午前0時の恋人契約
「用があって店に行ったら、偶然お前が店から出て行くのを見かけてな。聞けば客だっていうから、よその男に適当に彼氏役なんてやらせるくらいなら俺がやるって、桐子に無理言ってならせて貰ったんだよ」
「でも、遊園地で行きあったあの女性は……」
「え?あぁ、あの人はうちの店自体の常連。

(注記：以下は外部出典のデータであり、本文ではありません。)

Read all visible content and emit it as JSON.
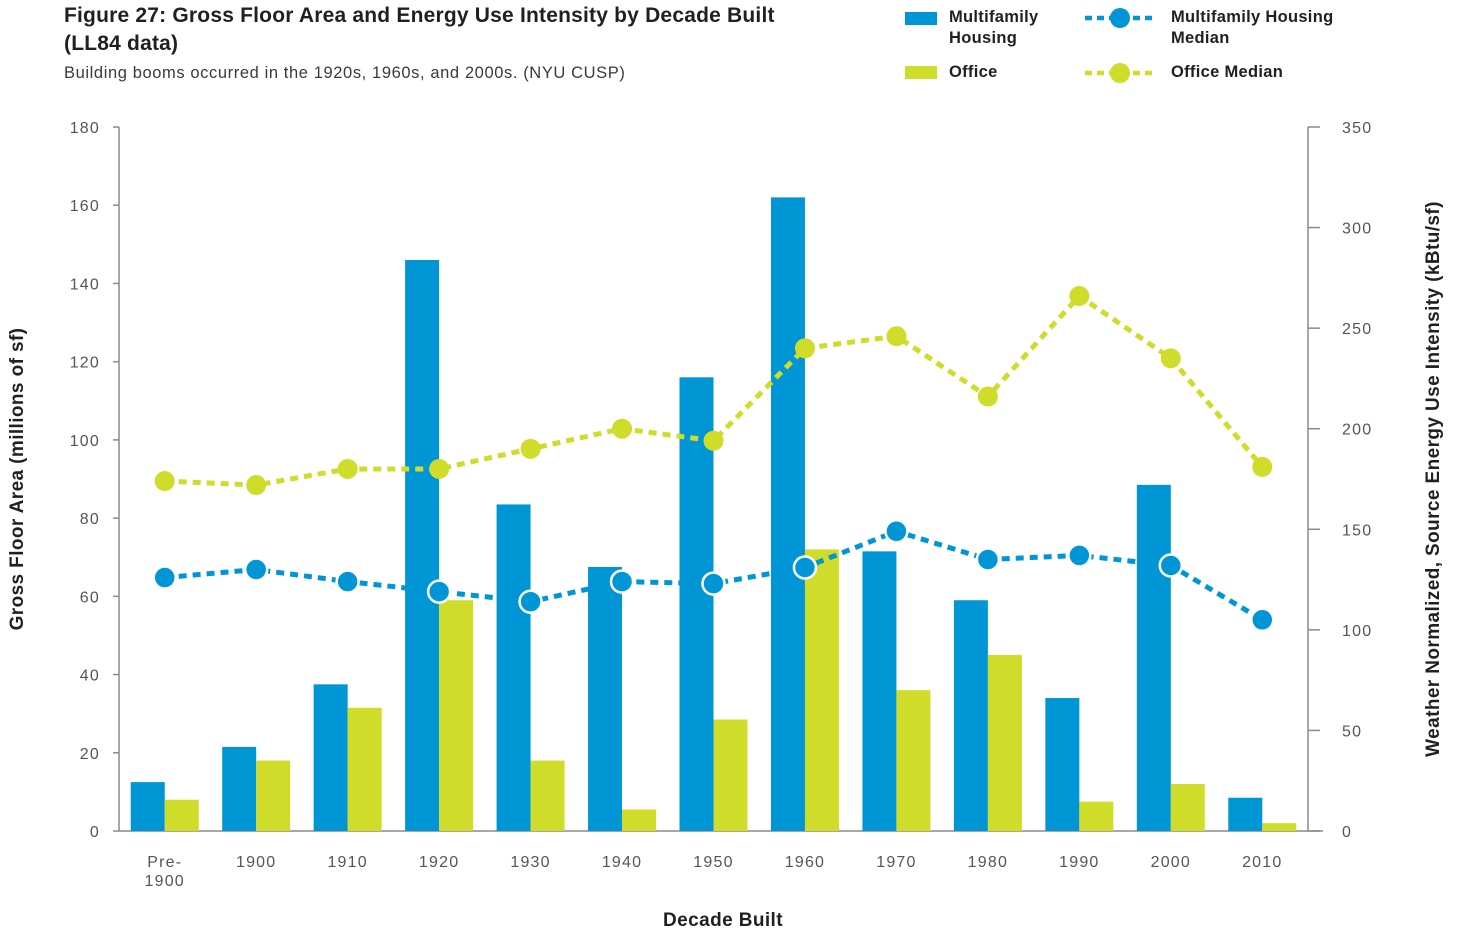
{
  "title": "Figure 27: Gross Floor Area and Energy Use Intensity by Decade Built (LL84 data)",
  "subtitle": "Building booms occurred in the 1920s, 1960s, and 2000s. (NYU CUSP)",
  "colors": {
    "multifamily": "#0096d6",
    "office": "#cfdc2a",
    "axis": "#8a8a8a"
  },
  "legend": {
    "multifamily": "Multifamily Housing",
    "office": "Office",
    "multifamily_median": "Multifamily Housing Median",
    "office_median": "Office Median"
  },
  "chart_data": {
    "type": "bar",
    "title": "Figure 27: Gross Floor Area and Energy Use Intensity by Decade Built (LL84 data)",
    "subtitle": "Building booms occurred in the 1920s, 1960s, and 2000s. (NYU CUSP)",
    "xlabel": "Decade Built",
    "ylabel": "Gross Floor Area (millions of sf)",
    "y2label": "Weather Normalized, Source Energy Use Intensity (kBtu/sf)",
    "categories": [
      "Pre-1900",
      "1900",
      "1910",
      "1920",
      "1930",
      "1940",
      "1950",
      "1960",
      "1970",
      "1980",
      "1990",
      "2000",
      "2010"
    ],
    "ylim": [
      0,
      180
    ],
    "yticks": [
      0,
      20,
      40,
      60,
      80,
      100,
      120,
      140,
      160,
      180
    ],
    "y2lim": [
      0,
      350
    ],
    "y2ticks": [
      0,
      50,
      100,
      150,
      200,
      250,
      300,
      350
    ],
    "grid": false,
    "legend_position": "top-right",
    "series": [
      {
        "name": "Multifamily Housing",
        "type": "bar",
        "axis": "left",
        "values": [
          12.5,
          21.5,
          37.5,
          146,
          83.5,
          67.5,
          116,
          162,
          71.5,
          59,
          34,
          88.5,
          8.5
        ]
      },
      {
        "name": "Office",
        "type": "bar",
        "axis": "left",
        "values": [
          8,
          18,
          31.5,
          59,
          18,
          5.5,
          28.5,
          72,
          36,
          45,
          7.5,
          12,
          2
        ]
      },
      {
        "name": "Multifamily Housing Median",
        "type": "line",
        "axis": "right",
        "values": [
          126,
          130,
          124,
          119,
          114,
          124,
          123,
          131,
          149,
          135,
          137,
          132,
          105
        ]
      },
      {
        "name": "Office Median",
        "type": "line",
        "axis": "right",
        "values": [
          174,
          172,
          180,
          180,
          190,
          200,
          194,
          240,
          246,
          216,
          266,
          235,
          181
        ]
      }
    ]
  }
}
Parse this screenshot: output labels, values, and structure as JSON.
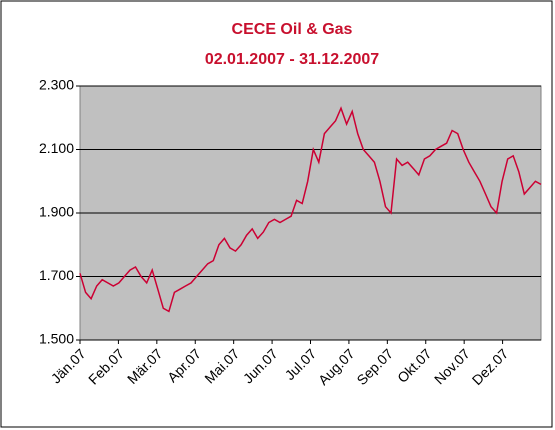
{
  "chart_data": {
    "type": "line",
    "title": "CECE Oil & Gas",
    "subtitle": "02.01.2007 - 31.12.2007",
    "color": "#cc0033",
    "grid": true,
    "ylim": [
      1500,
      2300
    ],
    "yticks": [
      {
        "value": 1500,
        "label": "1.500"
      },
      {
        "value": 1700,
        "label": "1.700"
      },
      {
        "value": 1900,
        "label": "1.900"
      },
      {
        "value": 2100,
        "label": "2.100"
      },
      {
        "value": 2300,
        "label": "2.300"
      }
    ],
    "xlim": [
      0,
      12
    ],
    "xticks": [
      {
        "value": 0,
        "label": "Jän.07"
      },
      {
        "value": 1,
        "label": "Feb.07"
      },
      {
        "value": 2,
        "label": "Mär.07"
      },
      {
        "value": 3,
        "label": "Apr.07"
      },
      {
        "value": 4,
        "label": "Mai.07"
      },
      {
        "value": 5,
        "label": "Jun.07"
      },
      {
        "value": 6,
        "label": "Jul.07"
      },
      {
        "value": 7,
        "label": "Aug.07"
      },
      {
        "value": 8,
        "label": "Sep.07"
      },
      {
        "value": 9,
        "label": "Okt.07"
      },
      {
        "value": 10,
        "label": "Nov.07"
      },
      {
        "value": 11,
        "label": "Dez.07"
      }
    ],
    "values": [
      1710,
      1650,
      1630,
      1670,
      1690,
      1680,
      1670,
      1680,
      1700,
      1720,
      1730,
      1700,
      1680,
      1720,
      1660,
      1600,
      1590,
      1650,
      1660,
      1670,
      1680,
      1700,
      1720,
      1740,
      1750,
      1800,
      1820,
      1790,
      1780,
      1800,
      1830,
      1850,
      1820,
      1840,
      1870,
      1880,
      1870,
      1880,
      1890,
      1940,
      1930,
      2000,
      2100,
      2060,
      2150,
      2170,
      2190,
      2230,
      2180,
      2220,
      2150,
      2100,
      2080,
      2060,
      2000,
      1920,
      1900,
      2070,
      2050,
      2060,
      2040,
      2020,
      2070,
      2080,
      2100,
      2110,
      2120,
      2160,
      2150,
      2100,
      2060,
      2030,
      2000,
      1960,
      1920,
      1900,
      2000,
      2070,
      2080,
      2030,
      1960,
      1980,
      2000,
      1990
    ]
  }
}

俺も何回か行きあってて、俺のこと息子だって知っててな」
そういえば、『お店の客』とは言っても『彼自身の客』とは言っていなかった。
ということは、貴人さんは他の女性の彼氏役なんてしたことなくて、というかそもそもレンタル彼氏ではなくて……。
本当に、全部フリだったんだ……!!
頭の中で合致する事実に、ひとり踊らされていたことに気付いて恥ずかしくなってしまう。
「じゃ、じゃあ昨日の電話は……」
「あの電話は、母親があれこれ探りたがるから、照れ隠しというか、なんというか」
「言ったらまたうるさいだろうしな」と照れながら付け足す貴人さんに、確かに『キスをした』とでも言おうものなら、満面の笑みでからかう桐子さんの顔が簡単に想像ついた。
それを阻止するべく、貴人さんはあれだけ必死に否定していたのだろう。
「あれ?でもそもそも、どうして私の彼氏役なんて……?」
「どうしてって……分かるだろ!つーか、分かれよ!」
「えっ?えーと、えーと……」
分かれ、と言われても……!
もしかして、と微かな可能性を頭に思い浮かべるものの、自惚れすぎる気がして、言葉にするのは躊躇われる。
そんな私に、貴人さんは一層恥ずかしそうに頬を赤くした。